Fortunately, ABIs are not that important in Rust anyway. The vast majority of function calls in Rust can be statically resolved and we can pass additional metadata about the function. The only cases where we can't do this are function pointers, dynamic dispatch, and linking strategies that do not allow us to pass metadata (dylibs, stable rlibs, etc.). None of these are terribly common.
What this means is that we should instead look to infer the right ABI on a per-function basis. Essentially, consider a functions like inner
or outer
above. The optimizer would begin by assuming that the callee (ie the function being optimized) is responsible for making the copy, and try to elide the copy. If it fails to do this, the responsibility to make the copy is punted to the call site, which will also get a chance to elide the copy.
By doing this, we can achieve zero copies in the most recent example above. The ABI for inner
would be such that the callee has to make the copy (which is immediately elided because it's unnecessary) and the ABI for outer
would be such that the call site has to make the copy (which is also elided due to being unnecessary).

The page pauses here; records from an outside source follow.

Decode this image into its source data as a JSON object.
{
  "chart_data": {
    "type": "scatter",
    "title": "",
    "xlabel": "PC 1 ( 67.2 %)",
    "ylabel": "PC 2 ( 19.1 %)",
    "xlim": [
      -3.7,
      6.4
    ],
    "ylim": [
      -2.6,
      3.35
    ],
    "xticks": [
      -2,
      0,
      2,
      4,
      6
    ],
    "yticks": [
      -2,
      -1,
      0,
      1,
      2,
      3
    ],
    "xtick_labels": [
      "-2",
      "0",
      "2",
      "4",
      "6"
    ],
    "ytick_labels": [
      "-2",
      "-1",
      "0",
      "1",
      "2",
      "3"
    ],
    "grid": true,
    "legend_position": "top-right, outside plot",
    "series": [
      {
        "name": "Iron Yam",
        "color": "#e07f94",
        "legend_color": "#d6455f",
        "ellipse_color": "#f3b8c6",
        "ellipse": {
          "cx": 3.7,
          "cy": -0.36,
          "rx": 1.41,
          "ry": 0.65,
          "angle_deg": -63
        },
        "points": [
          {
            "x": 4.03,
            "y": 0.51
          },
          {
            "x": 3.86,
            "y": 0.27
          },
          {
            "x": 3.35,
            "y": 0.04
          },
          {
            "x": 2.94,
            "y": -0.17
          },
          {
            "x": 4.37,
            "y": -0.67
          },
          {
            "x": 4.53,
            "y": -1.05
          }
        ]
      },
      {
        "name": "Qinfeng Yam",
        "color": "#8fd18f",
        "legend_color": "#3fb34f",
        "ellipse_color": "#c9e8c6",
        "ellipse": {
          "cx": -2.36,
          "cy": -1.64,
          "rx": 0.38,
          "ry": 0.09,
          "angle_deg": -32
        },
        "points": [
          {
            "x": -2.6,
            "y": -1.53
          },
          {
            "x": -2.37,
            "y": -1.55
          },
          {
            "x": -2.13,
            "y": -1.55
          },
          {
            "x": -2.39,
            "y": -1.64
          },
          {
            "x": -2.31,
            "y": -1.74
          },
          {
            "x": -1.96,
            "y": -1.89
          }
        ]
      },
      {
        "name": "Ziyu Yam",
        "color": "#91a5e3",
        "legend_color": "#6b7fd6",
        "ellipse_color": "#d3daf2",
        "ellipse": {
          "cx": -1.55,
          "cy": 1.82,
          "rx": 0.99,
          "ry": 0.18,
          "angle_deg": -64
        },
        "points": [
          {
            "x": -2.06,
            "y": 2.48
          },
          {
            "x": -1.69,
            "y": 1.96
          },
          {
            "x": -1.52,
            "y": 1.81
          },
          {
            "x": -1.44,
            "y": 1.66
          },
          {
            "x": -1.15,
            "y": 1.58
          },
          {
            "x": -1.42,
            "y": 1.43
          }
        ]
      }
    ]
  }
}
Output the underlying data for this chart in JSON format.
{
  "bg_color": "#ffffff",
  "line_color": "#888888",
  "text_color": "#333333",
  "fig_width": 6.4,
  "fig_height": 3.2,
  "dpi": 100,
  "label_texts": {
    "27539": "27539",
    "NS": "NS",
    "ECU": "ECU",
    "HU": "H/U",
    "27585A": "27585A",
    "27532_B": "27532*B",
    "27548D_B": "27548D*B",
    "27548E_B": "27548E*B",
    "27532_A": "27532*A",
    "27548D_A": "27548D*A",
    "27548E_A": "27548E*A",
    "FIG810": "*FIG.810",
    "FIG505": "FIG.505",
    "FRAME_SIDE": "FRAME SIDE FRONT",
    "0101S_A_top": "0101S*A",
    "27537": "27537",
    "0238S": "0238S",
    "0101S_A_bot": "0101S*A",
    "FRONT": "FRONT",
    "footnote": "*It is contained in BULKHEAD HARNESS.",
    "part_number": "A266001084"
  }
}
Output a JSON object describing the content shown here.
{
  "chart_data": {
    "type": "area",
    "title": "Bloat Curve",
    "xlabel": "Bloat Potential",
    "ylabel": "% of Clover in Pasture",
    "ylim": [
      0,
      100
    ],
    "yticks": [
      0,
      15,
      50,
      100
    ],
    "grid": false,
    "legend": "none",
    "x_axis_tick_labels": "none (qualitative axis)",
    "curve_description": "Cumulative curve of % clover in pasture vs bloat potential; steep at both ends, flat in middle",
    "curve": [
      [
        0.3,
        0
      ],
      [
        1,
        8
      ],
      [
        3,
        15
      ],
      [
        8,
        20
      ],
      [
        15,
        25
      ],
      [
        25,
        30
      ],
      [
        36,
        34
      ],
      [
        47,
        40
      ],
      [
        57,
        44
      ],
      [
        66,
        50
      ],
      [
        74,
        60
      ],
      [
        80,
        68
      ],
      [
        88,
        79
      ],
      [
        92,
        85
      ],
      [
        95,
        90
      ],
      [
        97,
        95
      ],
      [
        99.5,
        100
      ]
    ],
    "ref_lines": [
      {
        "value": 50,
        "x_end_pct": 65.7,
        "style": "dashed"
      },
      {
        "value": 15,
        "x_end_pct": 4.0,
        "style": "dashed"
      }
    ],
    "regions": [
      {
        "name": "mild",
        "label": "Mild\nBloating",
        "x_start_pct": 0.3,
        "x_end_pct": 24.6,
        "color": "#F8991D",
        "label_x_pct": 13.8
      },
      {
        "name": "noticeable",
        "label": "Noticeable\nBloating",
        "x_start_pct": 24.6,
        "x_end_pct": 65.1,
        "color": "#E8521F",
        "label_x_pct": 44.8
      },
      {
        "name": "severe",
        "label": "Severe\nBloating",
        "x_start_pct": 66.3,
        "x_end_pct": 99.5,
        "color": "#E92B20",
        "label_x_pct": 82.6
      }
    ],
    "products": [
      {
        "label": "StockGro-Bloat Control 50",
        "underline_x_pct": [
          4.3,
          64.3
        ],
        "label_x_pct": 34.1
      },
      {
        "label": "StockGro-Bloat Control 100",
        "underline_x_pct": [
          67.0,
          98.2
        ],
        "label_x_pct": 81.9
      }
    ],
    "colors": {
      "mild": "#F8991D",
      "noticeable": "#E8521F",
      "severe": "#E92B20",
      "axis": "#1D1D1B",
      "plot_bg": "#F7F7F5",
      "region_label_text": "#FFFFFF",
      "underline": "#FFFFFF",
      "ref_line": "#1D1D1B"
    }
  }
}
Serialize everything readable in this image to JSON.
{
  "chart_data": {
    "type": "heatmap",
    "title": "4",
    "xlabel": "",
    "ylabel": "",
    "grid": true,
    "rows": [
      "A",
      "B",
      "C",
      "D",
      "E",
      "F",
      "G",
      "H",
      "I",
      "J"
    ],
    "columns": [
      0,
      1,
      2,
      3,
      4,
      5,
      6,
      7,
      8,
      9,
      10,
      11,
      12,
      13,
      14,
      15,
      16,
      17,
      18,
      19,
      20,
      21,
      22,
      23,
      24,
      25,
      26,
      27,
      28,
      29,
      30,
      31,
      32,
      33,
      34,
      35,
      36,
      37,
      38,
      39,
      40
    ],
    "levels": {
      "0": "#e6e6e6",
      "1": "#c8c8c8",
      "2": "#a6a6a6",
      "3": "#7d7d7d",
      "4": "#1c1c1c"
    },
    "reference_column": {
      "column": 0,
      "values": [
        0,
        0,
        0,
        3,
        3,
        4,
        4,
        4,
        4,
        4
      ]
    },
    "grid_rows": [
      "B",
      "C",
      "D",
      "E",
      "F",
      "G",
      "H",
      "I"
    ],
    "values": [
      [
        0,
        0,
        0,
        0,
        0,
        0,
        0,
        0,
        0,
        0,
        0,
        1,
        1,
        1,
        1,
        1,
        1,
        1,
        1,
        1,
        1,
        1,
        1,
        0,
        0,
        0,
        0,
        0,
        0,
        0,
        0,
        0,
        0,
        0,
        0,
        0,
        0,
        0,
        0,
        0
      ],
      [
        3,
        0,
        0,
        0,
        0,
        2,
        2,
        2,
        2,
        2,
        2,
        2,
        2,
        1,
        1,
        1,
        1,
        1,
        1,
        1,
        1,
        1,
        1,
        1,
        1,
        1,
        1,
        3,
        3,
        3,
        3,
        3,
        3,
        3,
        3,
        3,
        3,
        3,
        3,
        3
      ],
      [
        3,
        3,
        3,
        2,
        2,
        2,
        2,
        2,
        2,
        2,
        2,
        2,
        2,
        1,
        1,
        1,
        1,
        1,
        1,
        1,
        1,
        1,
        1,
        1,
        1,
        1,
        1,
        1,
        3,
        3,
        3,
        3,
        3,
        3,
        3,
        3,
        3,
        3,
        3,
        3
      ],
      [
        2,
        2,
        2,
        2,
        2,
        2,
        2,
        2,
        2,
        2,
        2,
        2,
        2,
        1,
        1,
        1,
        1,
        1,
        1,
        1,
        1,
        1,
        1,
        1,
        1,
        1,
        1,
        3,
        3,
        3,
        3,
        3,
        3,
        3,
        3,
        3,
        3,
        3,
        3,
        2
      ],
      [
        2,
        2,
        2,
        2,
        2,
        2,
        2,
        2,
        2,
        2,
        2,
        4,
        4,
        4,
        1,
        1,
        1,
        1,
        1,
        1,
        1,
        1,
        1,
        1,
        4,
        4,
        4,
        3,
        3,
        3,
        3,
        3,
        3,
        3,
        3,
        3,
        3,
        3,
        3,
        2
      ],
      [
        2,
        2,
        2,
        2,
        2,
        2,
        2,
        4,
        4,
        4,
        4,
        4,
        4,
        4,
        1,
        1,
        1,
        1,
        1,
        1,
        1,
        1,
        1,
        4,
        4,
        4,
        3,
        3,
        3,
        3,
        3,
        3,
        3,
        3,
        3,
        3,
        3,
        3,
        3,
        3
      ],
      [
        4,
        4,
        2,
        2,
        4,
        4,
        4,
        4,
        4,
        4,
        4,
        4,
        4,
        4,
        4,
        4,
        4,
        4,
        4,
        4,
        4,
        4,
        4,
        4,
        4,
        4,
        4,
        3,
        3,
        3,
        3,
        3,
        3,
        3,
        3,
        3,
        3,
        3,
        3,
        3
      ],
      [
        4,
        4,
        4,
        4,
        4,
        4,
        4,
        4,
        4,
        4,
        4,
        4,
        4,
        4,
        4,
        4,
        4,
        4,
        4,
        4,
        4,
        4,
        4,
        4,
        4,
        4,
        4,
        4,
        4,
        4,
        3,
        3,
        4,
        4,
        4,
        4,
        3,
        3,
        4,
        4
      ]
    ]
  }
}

The article mentions the possibility of multiple entry points for a function depending on whether the copy needs to happen or not. Unfortunately I don't know of any codegen backend that has support for functions with multiple entry points. I had the same idea a while back though, and fortunately there's a trick we can use to implement this: Tail calls. Specifically, imagine that we decide that by ABI, copies must always be made in the callee, and consider a function like this:
fn foo(b: Big) {
println!("{:p}", &b);
}
Making the copy in the callee explicit, we'd codegen that function like this:
fn foo(b: &Big) {
let real_b = *b;
println!("{:p}", &real_b);
}
Alternatively, we could do this:
fn foo(b: &Big) {
let real_b = *b;
foo_inner(&real_b);
}
fn foo_inner(real_b: &Big) {
println!("{:p}", real_b);
}
The foo_inner
call can be codegened as a tail call, ie just a jmp. This means we do not have the cost of an extra function call. In effect, the combination of foo
and foo_inner
is a function with multiple entry points - one at foo
and one at foo_inner
.
The caller is now free to decide whether to call foo
or foo_inner
directly, if it decides that it does not care about the function call.
Interestingly, this "extra function with a tail call" strategy is actually nearly isomorphic to the "ABI inference" thing I suggested above. Specifically, imagine two minor changes: 1. We only generate the "wrapper function" if it is actually necessary, ie the copy can't be optimized out in the callee. 2. We slap #[inline(always)]
on the wrapper function.
By always inlining the wrapper, we effectively move the obligation to perform the copy to the call site (which now has the copy in the inlined body). The call site is now free to optimize out the copy (the copy). This is exactly equivalent to what would have happened if we had inferred a "callee is responsible" ABI.